Wednesday, November 16, 2005

World I, World II, World War II, and World III

Brookes, B. C. (1980). The foundations of information science. Part I. Philosophical aspects. Journal of Information Science, 2, 125–133.

Bush, V. (1945). As we may think [Electronic Version]. The Atlantic Monthly, 176, 101-108. Retrieved Nov. 10, 2005 from http://www.theatlantic.com/doc/194507/bush.

Saracevic, T. (1999). Information science. Journal of the American Society for Information Science, 50(12), 1051–1063.


Vannevar Bush (1945) found himself, as an academic and a scientist (one who had been instrumental in the U.S. War effort), swamped by the amount of research that academic specialization had caused to be produced. The body of published work far outstripped the ability of a single scholar to access and assimilate it. He imagines some fanciful aids to research—a walnut-sized, forehead-mounted camera, for instance—but also called for the creation of something very much like the modern computer, attached to a searchable, hyperlinked Internet. “For mature thought,” Bush writes, “there is no mechanical substitute. But creative thought and essentially repetitive thought are very different things. For the latter, there are, and may be, powerful mechanical aids.” For processing observations and data, and adding them to the body of common knowledge, Bush proposes a machine he calls a “memex,” a desk in which a researcher’s books, records and communications would be stored and easily accessed via microfilm for the purpose of association—which is how Bush writes that the human mind works. The memex would create “associative trails” which could themselves be accessed, and even shared with colleagues. The present-day realization of Bush’s dream need not be elaborated upon (or even named, though I do above) for the connection to be clear.

Bush’s thought that the goal of research is to add to a common body of knowledge meshes well with Popper’s world of objective knowledge, as outlined in Brookes (1980). This is Popper’s “World III,” the first two being the physical world (World I) and the subjective worlds of individual human perception (World II). World III encompasses the sum of “human thought embodied in human artefacts, as in documents of course but also in music, the arts, the technologies” (Brookes 1980, p. 127). Brookes argues that this World III should be the basis for the theoretical and practical work of information science. The practical work would be the collection and organization of the knowledge in World III (he writes that librarians are have only worked with archiving the physical documents, not in assimilating and combining their content), and the theoretical work would be to study the interactions between World III and World II, the subjective world of perception. Brookes proposes his own hypothetical machine (though unlike Bush’s, his is a theoretical tool—a metaphor) called a “perceptron” (p. 132). Since it is a machine that can be tuned to pick up certain types of information, what it gathers can be called objective—though as soon as it is transmitted to a human researcher, it becomes subjective. This, to Brookes, is an ideal and a problem for further study. Brookes ends, quite inspiringly, actually, with a call to information scientists to recognize Popper’s World III as a basis for research. He points out that it is the only one created by humans, showing that there is something special about humans and returning us to some of the anthropocentric glory that Copernicus and Darwin (rightly) diminished.
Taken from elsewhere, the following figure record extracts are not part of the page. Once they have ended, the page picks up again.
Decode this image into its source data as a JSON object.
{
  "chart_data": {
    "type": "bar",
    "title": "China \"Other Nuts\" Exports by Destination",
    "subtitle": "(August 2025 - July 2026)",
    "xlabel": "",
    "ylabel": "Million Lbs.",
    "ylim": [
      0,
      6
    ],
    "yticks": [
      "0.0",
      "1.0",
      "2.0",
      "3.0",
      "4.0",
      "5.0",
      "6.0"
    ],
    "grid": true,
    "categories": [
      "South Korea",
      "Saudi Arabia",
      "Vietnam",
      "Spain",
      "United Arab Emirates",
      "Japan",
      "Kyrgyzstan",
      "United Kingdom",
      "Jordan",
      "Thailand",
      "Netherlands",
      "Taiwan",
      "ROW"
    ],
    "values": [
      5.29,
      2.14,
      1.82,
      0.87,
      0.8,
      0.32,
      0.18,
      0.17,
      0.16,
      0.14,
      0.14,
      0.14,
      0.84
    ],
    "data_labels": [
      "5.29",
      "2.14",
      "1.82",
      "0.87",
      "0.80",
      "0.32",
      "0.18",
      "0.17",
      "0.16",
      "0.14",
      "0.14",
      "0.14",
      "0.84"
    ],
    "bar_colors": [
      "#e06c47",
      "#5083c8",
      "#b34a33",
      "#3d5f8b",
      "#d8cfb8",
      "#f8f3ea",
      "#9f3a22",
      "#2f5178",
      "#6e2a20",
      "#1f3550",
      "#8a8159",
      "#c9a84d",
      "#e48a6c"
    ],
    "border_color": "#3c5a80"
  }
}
Saracevic (1999) takes these philosophical foundations (those of Bush and Popper) and places them at the beginning of an outline of information science as a discipline. He points out the discipline’s three “powerful ideas”: information retrieval, relevance, and interaction; and he defines “information” in the broadest sense: cognitively processed messages that appear in a relational context (p. 1054). Saracevic writes that information science divides into two clusters: the domain cluster, which includes information analysts of various sorts, and the retrieval cluster, which is mainly interested in applied usages. Within the information retrieval (IR) cluster, there is a paradigm split between those who study systems exclusively and those who acknowledge a human user of the IR systems. Saracevic argues that the important problem here is to find a theory that can encompass both ends of the spectrum. Educational and professional divisions follow similar philosophical lines. On the topic of relevance, the important problem is finding a way to make systems relevance (responses to queries) more compatible with other types of relevance (what users actually search for). Saracevic ends with this as the most important topic for further research in the discipline.

I find it quite instructive to read these essays in chronological order and to watch a discipline move from dreamy theorizing to practical solutions to real problems. I’m personally more attracted to the theory in information science, and I can find great personal utility in Popper’s three worlds, especially in one of my research interests, which is the process of canonization of written works—how a book or an article becomes a “classic.” I also like the idea, which Brookes mentions in passing, that a small change in information can lead to a huge change in understanding. It’s an idea like that that makes the incremental work of scholarly research worthwhile—and tolerable.

1 comment:

Anonymous said...

Kev, you're killing me. This stuff is more dense than a bloc of granite. Geez.